I'm not much of a beer-drinker (never was, as my friends will attest); I stopped having more than one pint even before a game because I hated having to go to the toilet before half-time.

So Infantino is quite right that the lack of beer on sale at stadia is not a major deal – well, except for Fifa's long-term sponsors Budweiser, and for the message that that late decision sends out.

There's also the hypocrisy that those who can afford a corporate box can drink alcohol in the stadia. Qatar is a 'dry' country – except for those rich or powerful enough to stay in certain luxury hotels.

Banning the captains' armbands set to show support for LGBTQ+ people was even worse, further evident of the repressive, authoritarian nature of Qatar's rulers and Fifa's kowtowing to them.

The moral cowardice from the FA and their counterparts in Wales and other countries was appalling too.

You really care about LGBTQ+ people – except if it means your captain taking a booking. Pathetic.

I'm married to a half-Nigerian woman. My children have Yoruba first names.

My good friends at school included a Chinese boy and someone of Pakistani heritage. At university, I was pals with a Sikh chap, a Hindu girl, a black woman. One of my best friends from those days is half-Iraqi. I was pals with a Manchester United fanatic – and even an Evertonian, the latter to this day.

I just liked all of those people.

None of those relationships/friendships mean that my thinking might never be unconsciously racist or sexist or 'Western', or that I don't have my own intrinsic biases; the smart part is in recognising those.

It also means that, as much as I respect others' backgrounds and views, I can always learn more about cultural and religious diversity.

My initial instinct was that Qatar was too hot to host a World Cup; but that would prevent a whole swathe of countries from ever being hosts.

If teams from cooler climes have to adapt, have to play a different, more energy-efficient style of football, then so be it.

If Infantino really cared about people with ginger hair and freckles he'd bring the World Cup to Ireland and Scotland, certainly not to the baking heat of Qatar.

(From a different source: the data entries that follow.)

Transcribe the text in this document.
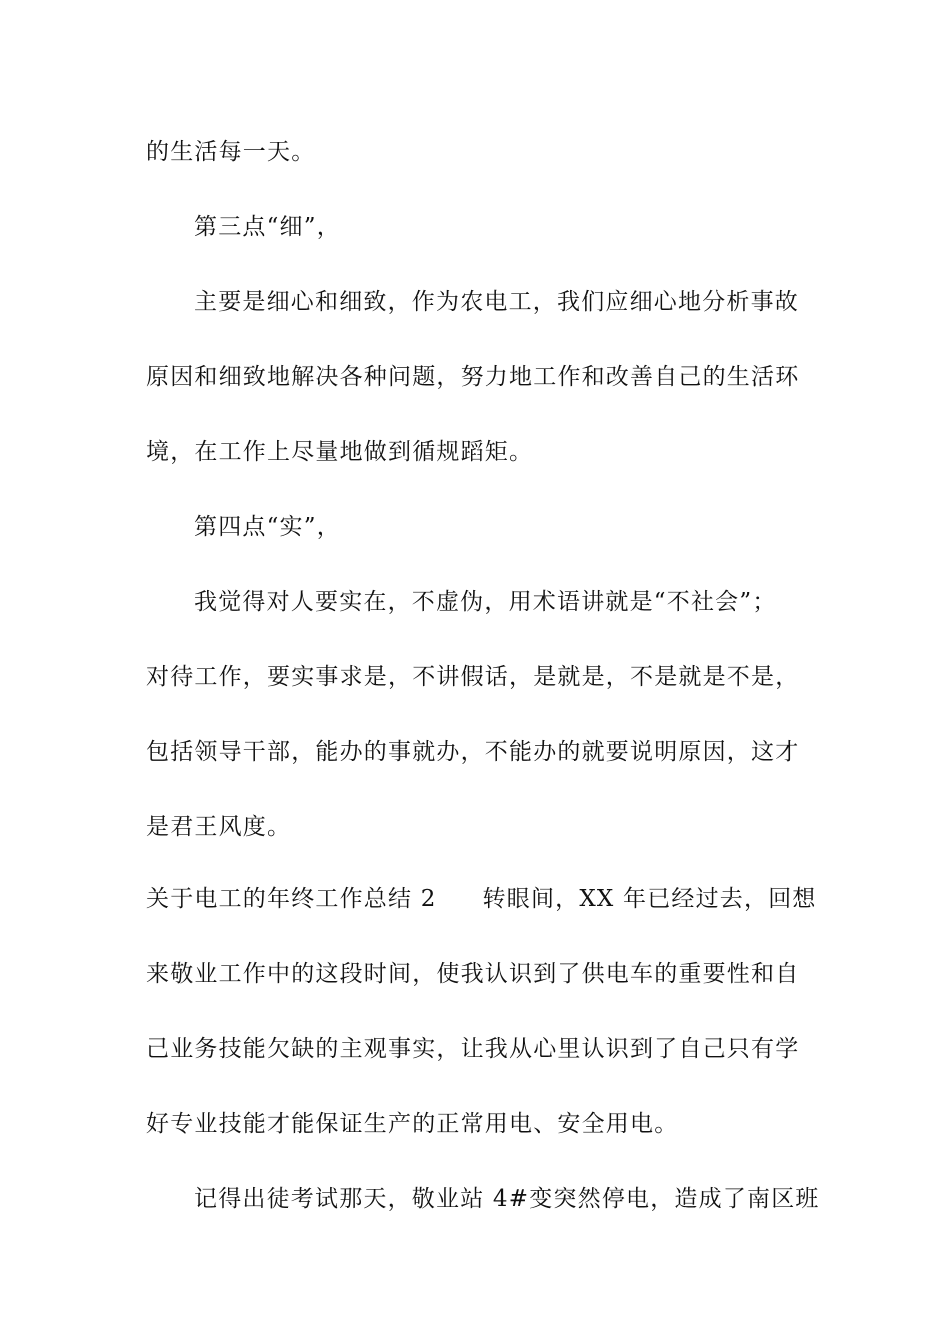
的生活每一天。
第三点“细”，
主要是细心和细致，作为农电工，我们应细心地分析事故
原因和细致地解决各种问题，努力地工作和改善自己的生活环
境，在工作上尽量地做到循规蹈矩。
第四点“实”，
我觉得对人要实在，不虚伪，用术语讲就是“不社会”；
对待工作，要实事求是，不讲假话，是就是，不是就是不是，
包括领导干部，能办的事就办，不能办的就要说明原因，这才
是君王风度。
关于电工的年终工作总结 2 转眼间，XX 年已经过去，回想
来敬业工作中的这段时间，使我认识到了供电车的重要性和自
己业务技能欠缺的主观事实，让我从心里认识到了自己只有学
好专业技能才能保证生产的正常用电、安全用电。
记得出徒考试那天，敬业站 4#变突然停电，造成了南区班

The Fifa President didn't entirely talk rubbish on Saturday. As my freelance colleague Padraig O Meisceill has pointed out in an erudite, thought-provoking piece on SubStack, Infantino was quite right to allude to the appalling treatment of refugees in the seas by 'Fortress Europe'.

However, the Fifa bod was quite wrong to blithely imply that Qatar is now treating its migrant workers well.

Acquiring Qatari citizenship is almost impossible for them.

The World Cup is only in Qatar because of bribery, corruption, and Fifa money-making.

The weird argument that you can't criticise Qatar if you didn't criticise Russia doesn't bear much analysis.

Strangely, most of those making that claim a) ignore all the criticism directed at Russia in advance of the 2018 World Cup, including calls for England to boycott that tournament; b) mostly can show no evidence that they criticised Russia themselves.

Yet even an absence of prior criticism should not preclude criticism now, otherwise logically no one would ever be able to criticise anything.

At least I have a proud track record of lambasting VAR…

I'd be more than happy for the World Cup to go to an Arab country, but one with footballing pedigree – Egypt (recent host of the world climate change conference, Cop26), or Morocco, or Algeria, or Tunisia.

Those are all countries which would benefit far more from Fifa investment and from football fan tourism than Qatar. All have much better teams than that shambles representing Qatar.

Instead, the talk is that Infantino wants at least some part of the 2030 World Cup to go to Saudi Arabia and his murderous pal Mohammed Bin Salman.

Sure the Saudis stunned Argentina, but there are wider perspectives than football.

In such a scenario, Uefa needs to say 'No'. 'No. We're not going there. Have your Rest of the World Cup'.

The consequent reduction in income might make Fifa think again.